Lincoln Indicators’ unique quantitative Financial Health score (L Score) is the first and most important golden rule in the Stock Doctor quantitative bottom-up stock selection framework.
The L Score was developed in 1982 by Lincoln founder, academic and former Olympian Dr Merv Lincoln. Lincoln's unique Financial Health score is derived using proprietary algorithms that analyse companies financial accounts and calculate industry-specific profit, debt, asset, equity and cash flow ratios.
Ultimately, the Financial Health score is a powerful screening mechanism that enables investors to confidently focus their attention on financially healthy businesses and avoid potential disasters.
Passing Golden Rule 1, Financial Health is a Stock Doctor Star Stock requirement.
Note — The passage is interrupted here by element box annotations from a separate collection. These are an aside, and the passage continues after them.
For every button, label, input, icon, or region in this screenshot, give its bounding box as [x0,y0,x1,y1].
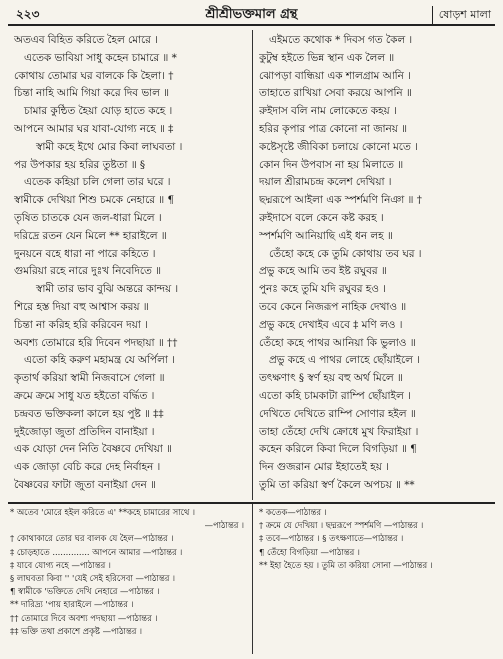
verse-line: তৃষিত চাতকে যেন জল-ধারা মিলে । [14,211,162,224]
footnote-line: § লাঘবতা কিবা '' 'যেই সেই হরিসেবা —পাঠান্তর । [10,572,175,583]
verse-line: ঝোপড়া বান্ধিয়া এক শালগ্রাম আনি । [259,69,411,82]
verse-line: স্বামী কহে ইথে মোর কিবা লাঘবতা । [36,140,183,153]
footnote-line: * কতেক—পাঠান্তর । [259,507,327,517]
verse-line: এক জোড়া বেচি করে দেহ নির্বাহন । [14,461,161,474]
verse-line: তেঁহো কহে পাথর আনিয়া কি ভুলাও ॥ [259,336,416,349]
verse-line: কৃতার্থ করিয়া স্বামী নিজবাসে গেলা ॥ [14,372,165,385]
verse-line: পুনঃ কহে তুমি যদি রঘুবর হও । [259,283,386,296]
verse-line: অবশ্য তোমারে হরি দিবেন পদছায়া ॥ †† [14,336,178,349]
page-number: ২২৩ [16,7,40,21]
verse-line: চিন্তা নাহি আমি গিয়া করে দিব ভাল ॥ [14,87,170,100]
footnote-line: ** ইহা হৈতে হয় । তুমি তা করিয়া সোনা —পাঠান্তর । [259,559,433,570]
verse-line: তাহাতে রাখিয়া সেবা করয়ে আপনি ॥ [259,87,412,100]
verse-line: তুমি তা করিয়া স্বর্ণ কৈলে অপচয় ॥ ** [259,478,415,491]
verse-line: প্রভু কহে আমি তব ইষ্ট রঘুবর ॥ [259,265,387,278]
verse-line: রুইদাস বলি নাম লোকেতে কহয় । [259,105,397,118]
verse-line: এক যোড়া দেন নিতি বৈষ্ণবে দেখিয়া ॥ [14,443,172,456]
column-divider [252,30,253,500]
verse-line: স্বামীকে দেখিয়া শিশু চমকে নেহারে ॥ ¶ [14,194,175,207]
verse-line: ক্রমে ক্রমে সাধু যত হইতো বর্দ্ধিত । [14,389,155,402]
verse-line: আপনে আমার ঘর যাবা-যোগ্য নহে ॥ ‡ [14,122,174,135]
footnote-column-divider [252,504,253,654]
footnote-line: ‡‡ ভক্তি তথা প্রকাশে প্রকৃষ্ট —পাঠান্তর । [10,625,143,636]
verse-line: চামার কুন্ঠিত হৈয়া যোড় হাতে কহে । [24,105,173,118]
footnote-line: —পাঠান্তর । [204,520,244,531]
footnotes-left [10,506,248,654]
section-name: ষোড়শ মালা [432,6,491,25]
footnote-line: ** দারিদ্র্য 'পায় হারাইলে —পাঠান্তর । [10,599,134,610]
verse-line: কোথায় তোমার ঘর বালকে কি হৈলা। † [14,69,174,82]
verse-line: প্রভু কহে দেখাইব এবে ‡ মণি লও । [259,318,403,331]
verse-line [259,495,497,496]
verse-line: ছদ্মরূপে আইলা এক স্পর্শমণি নিঞা ॥ † [259,194,422,207]
verse-line: চন্দ্রবত ভক্তিকলা কালে হয় পুষ্ট ॥ ‡‡ [14,407,164,420]
verse-line: তেঁহো কহে কে তুমি কোথায় তব ঘর । [269,247,422,260]
footnote-line: ¶ তেঁহো বিগড়িয়া —পাঠান্তর । [259,546,360,557]
footnote-line: † ক্রমে যে দেখিয়া । ছদ্মরূপে স্পর্শমণি —পাঠান্তর । [259,520,424,531]
verse-column-right [259,32,497,496]
verse-line: পর উপকার হয় হরির তুষ্টতা ॥ § [14,158,146,171]
verse-line: দুইজোড়া জুতা প্রতিদিন বানাইয়া । [14,425,155,438]
verse-line: এতো কহি চামকাটা রাম্পি ছোঁয়াইল । [259,389,411,402]
verse-line: তবে কেনে নিজরূপ নাহিক দেখাও ॥ [259,300,407,313]
verse-line: কোন দিন উপবাস না হয় মিলাতে ॥ [259,158,404,171]
verse-line: তাহা তেঁহো দেখি ক্রোধে মুখ ফিরাইয়া । [259,425,419,438]
verse-line: দুনয়নে বহে ধারা না পারে কহিতে । [14,247,156,260]
verse-line: দরিদ্রে রতন যেন মিলে ** হারাইলে ॥ [14,229,167,242]
verse-line: অতএব বিহিত করিতে হৈল মোরে । [14,34,158,46]
verse-line: বৈষ্ণবের ফাটা জুতা বনাইয়া দেন ॥ [14,478,156,491]
verse-line: দিন গুজরান মোর ইহাতেই হয় । [259,461,389,474]
footnote-line: †† তোমারে দিবে অবশ্য পদছায়া —পাঠান্তর । [10,612,158,623]
footnote-line: ‡ যাবে যোগ্য নহে —পাঠান্তর । [10,559,111,570]
verse-line: কহেন করিলে কিবা দিলে বিগড়িয়া ॥ ¶ [259,443,417,456]
verse-line: দয়াল শ্রীরামচন্দ্র কলেশ দেখিয়া । [259,176,392,189]
verse-line: রুইদাসে বলে কেনে কষ্ট করহ । [259,211,384,224]
verse-line: এতো কহি করুণ মহামন্ত্র যে অর্পিলা । [24,354,175,367]
footnote-line: † কোথাকারে তোর ঘর বালক যে হৈল—পাঠান্তর । [10,533,174,544]
verse-line: স্বামী তার ভাব বুঝি অন্তরে কান্দয় । [36,283,179,296]
verse-line: এতেক কহিয়া চলি গেলা তার ঘরে । [24,176,171,189]
verse-line: শিরে হস্ত দিয়া বহু আশ্বাস করয় ॥ [14,300,149,313]
verse-line: হরির কৃপার পাত্র কোনো না জানয় ॥ [259,122,408,135]
verse-line: দেখিতে দেখিতে রাম্পি সোণার হইল ॥ [259,407,416,420]
verse-column-left [14,32,252,496]
footnote-line: ¶ স্বামীকে 'ভক্তিতে দেখি নেহারে —পাঠান্তর । [10,586,160,597]
verse-line: চিন্তা না করিহ হরি করিবেন দয়া । [14,318,148,331]
verse-line: গুমরিয়া রহে নারে দুঃখ নিবেদিতে ॥ [14,265,162,278]
verse-line: কষ্টেসৃষ্টে জীবিকা চলায়ে কোনো মতে । [259,140,418,153]
verse-line: স্পর্শমণি আনিয়াছি এই ধন লহ ॥ [259,229,393,242]
footnote-line: ‡ তবে—পাঠান্তর । § তৎক্ষণাতে—পাঠান্তর । [259,533,404,544]
verse-line: প্রভু কহে এ পাথর লোহে ছোঁয়াইলে । [269,354,420,367]
verse-line: এইমতে কথোক * দিবস গত কৈল । [269,34,413,46]
verse-line: এতেক ভাবিয়া সাধু কহেন চামারে ॥ * [24,51,177,64]
page-header [8,4,495,26]
verse-line: তৎক্ষণাৎ § স্বর্ণ হয় বহু অর্থ মিলে ॥ [259,372,403,385]
footnotes-right [259,506,497,654]
book-title: শ্রীশ্রীভক্তমাল গ্রন্থ [205,7,298,22]
verse-line: কুটুম্ব হইতে ভিন্ন স্থান এক লৈল ॥ [259,51,395,64]
footnote-line: * অতেব 'মোরে হইল করিতে এ' **কহে চামারের সাথে । [10,507,195,517]
footnote-line: ‡ চোড়হাতে .............. আপনে আমার —পাঠান্তর । [10,546,183,557]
It is our firm belief that without understanding the true fundamental quality of a business, you are purely speculating and at risk of serious loss.
Lincoln’s Financial Health methodology, derived from Dr Lincoln’s PhD thesis, used a multivariate approach, whereby a unique set of financial ratios are calculated, combined and weighted to produce an insolvency risk score representing the overall Financial Health of a company.
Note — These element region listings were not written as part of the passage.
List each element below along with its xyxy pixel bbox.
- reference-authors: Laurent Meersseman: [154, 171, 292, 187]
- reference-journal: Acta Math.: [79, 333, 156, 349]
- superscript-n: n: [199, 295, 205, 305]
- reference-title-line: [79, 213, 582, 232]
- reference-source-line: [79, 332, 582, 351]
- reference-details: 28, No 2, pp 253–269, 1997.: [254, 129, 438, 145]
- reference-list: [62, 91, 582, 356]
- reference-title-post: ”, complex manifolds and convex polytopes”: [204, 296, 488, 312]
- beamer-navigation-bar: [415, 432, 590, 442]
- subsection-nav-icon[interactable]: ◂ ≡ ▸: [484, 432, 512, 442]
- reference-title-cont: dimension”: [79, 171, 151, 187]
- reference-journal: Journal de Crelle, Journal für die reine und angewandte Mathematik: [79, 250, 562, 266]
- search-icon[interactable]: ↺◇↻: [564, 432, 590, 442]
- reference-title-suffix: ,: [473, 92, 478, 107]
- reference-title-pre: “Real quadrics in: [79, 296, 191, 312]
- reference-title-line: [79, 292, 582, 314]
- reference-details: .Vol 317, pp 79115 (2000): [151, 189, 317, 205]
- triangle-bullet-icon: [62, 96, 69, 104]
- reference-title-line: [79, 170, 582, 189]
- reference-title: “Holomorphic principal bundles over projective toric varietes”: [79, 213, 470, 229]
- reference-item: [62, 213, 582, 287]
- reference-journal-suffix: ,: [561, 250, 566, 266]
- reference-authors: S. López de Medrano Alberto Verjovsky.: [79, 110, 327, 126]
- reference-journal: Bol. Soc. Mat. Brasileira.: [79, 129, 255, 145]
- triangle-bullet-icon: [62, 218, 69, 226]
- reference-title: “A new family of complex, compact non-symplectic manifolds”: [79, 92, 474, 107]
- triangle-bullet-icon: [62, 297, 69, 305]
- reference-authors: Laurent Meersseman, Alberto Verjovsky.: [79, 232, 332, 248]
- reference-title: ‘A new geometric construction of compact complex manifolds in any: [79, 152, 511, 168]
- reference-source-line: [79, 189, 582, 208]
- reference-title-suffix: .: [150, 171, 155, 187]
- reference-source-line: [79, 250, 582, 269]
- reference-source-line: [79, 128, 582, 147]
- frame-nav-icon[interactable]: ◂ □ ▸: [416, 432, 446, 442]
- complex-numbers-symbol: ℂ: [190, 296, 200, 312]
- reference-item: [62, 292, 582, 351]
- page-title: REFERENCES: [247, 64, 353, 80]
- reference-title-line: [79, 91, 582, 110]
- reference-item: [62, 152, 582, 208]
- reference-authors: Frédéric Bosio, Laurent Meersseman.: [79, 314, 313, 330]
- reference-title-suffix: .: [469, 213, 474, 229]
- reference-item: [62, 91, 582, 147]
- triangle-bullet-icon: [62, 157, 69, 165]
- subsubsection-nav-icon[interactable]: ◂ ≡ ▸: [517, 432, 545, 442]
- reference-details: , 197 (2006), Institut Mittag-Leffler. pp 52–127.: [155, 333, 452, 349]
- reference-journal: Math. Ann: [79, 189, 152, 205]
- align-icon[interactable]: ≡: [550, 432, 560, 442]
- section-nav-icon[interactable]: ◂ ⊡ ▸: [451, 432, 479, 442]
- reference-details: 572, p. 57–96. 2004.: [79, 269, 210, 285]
Dr Lincoln selected these ratios after analysing thousands of failed and successful companies to separate low-risk companies from high-risk companies and isolate indicators of potential failure.
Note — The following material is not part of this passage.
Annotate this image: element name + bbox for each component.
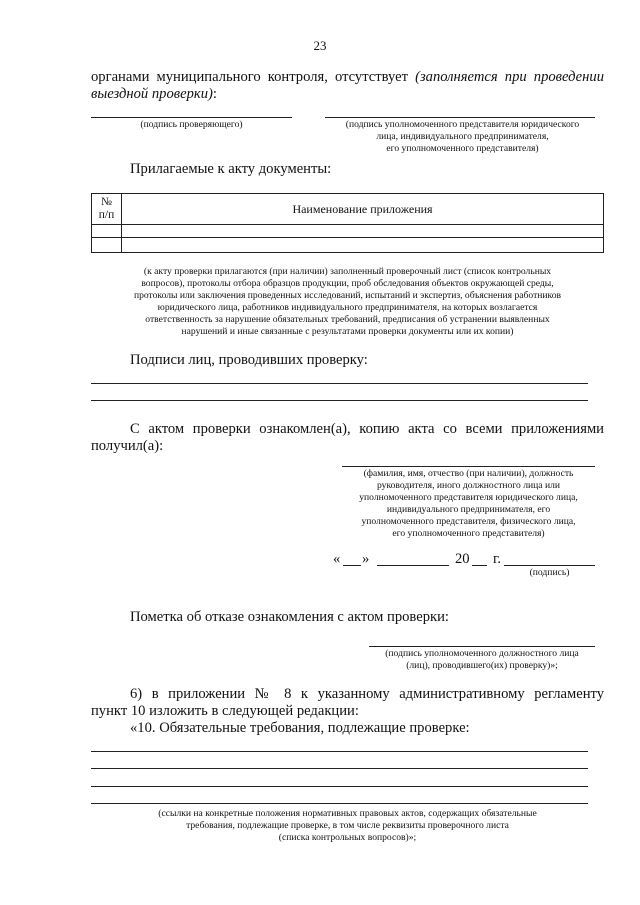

The model was refined and revalidated in 2007 under the guidance of Assoc Professor Neville Norman using newer multivariate modelling techniques to take into account new ratios that were previously unavailable but are now accessible because of new accounting regulations and reporting standards. (Click here to learn more about Lincoln’s Financial Health Ratios)
Financial Health is measured on a scale of Strong (blue) to Distress (red).
A company must have two consecutive reporting periods of Strong or Satisfactory Financial Health to meet the criteria. It is not sufficient for a stock to be healthy for solely one period due to the possibility of a once-off capital raising which could artificially improve the balance sheet.
If a company passes a primary golden rule, it’s flagged on our 9 Golden Rules page by a gold-coloured number:
Tip: Click on any golden rule number to be provided with a definition of the rule.
Interpreting Financial Health
While complex in its application, we make understanding the true quality and Financial Health of a business very easy.
There is no need for investors to perform any calculations. Simply follow our overall rating and colour coding to understand the level of financial risk a company is exposed to.
Strong (Blue) and Satisfactory (Green)
Companies rated Strong or Satisfactory pass our first screen and therefore represent the best opportunity for investment consideration, as their balance sheets demonstrate sufficient borrowing capacity and adequate cash levels to finance growth. A healthy business will also generate consistent profits and produce strong operating cash flows, underpinning their operational strength.
Their ability to absorb a future ‘shock’ to their business, such as regulatory change, economic cycle shift, or poor sales figures, means management can focus on the essential task of managing their business rather than try to ensure its survival.
Early Warning (Yellow), Marginal (Brown) and Distress (Red)
Companies rated as Early Warning, Marginal or Distress display qualities of failed entities and are therefore not investment grade. They fail our first screen because they have elevated financial risk exposure with a combination of substantial weaknesses across its profit and loss, balance sheet and cash flow statements. While they may continue as a trading entity due to capital raisings from unsuspecting shareholders, substantial changes are needed for the company to remain an ongoing entity.
Bank and Insurance Stocks
Stock Doctor analyses Bank and Insurance companies separately because they operate under a different financial structure to other ASX listed companies. Hence, the Financial Health for the companies in this sector is assumed to be ‘Strong’ as they are already subject to rigorous prudential and liquidity standards and requirements.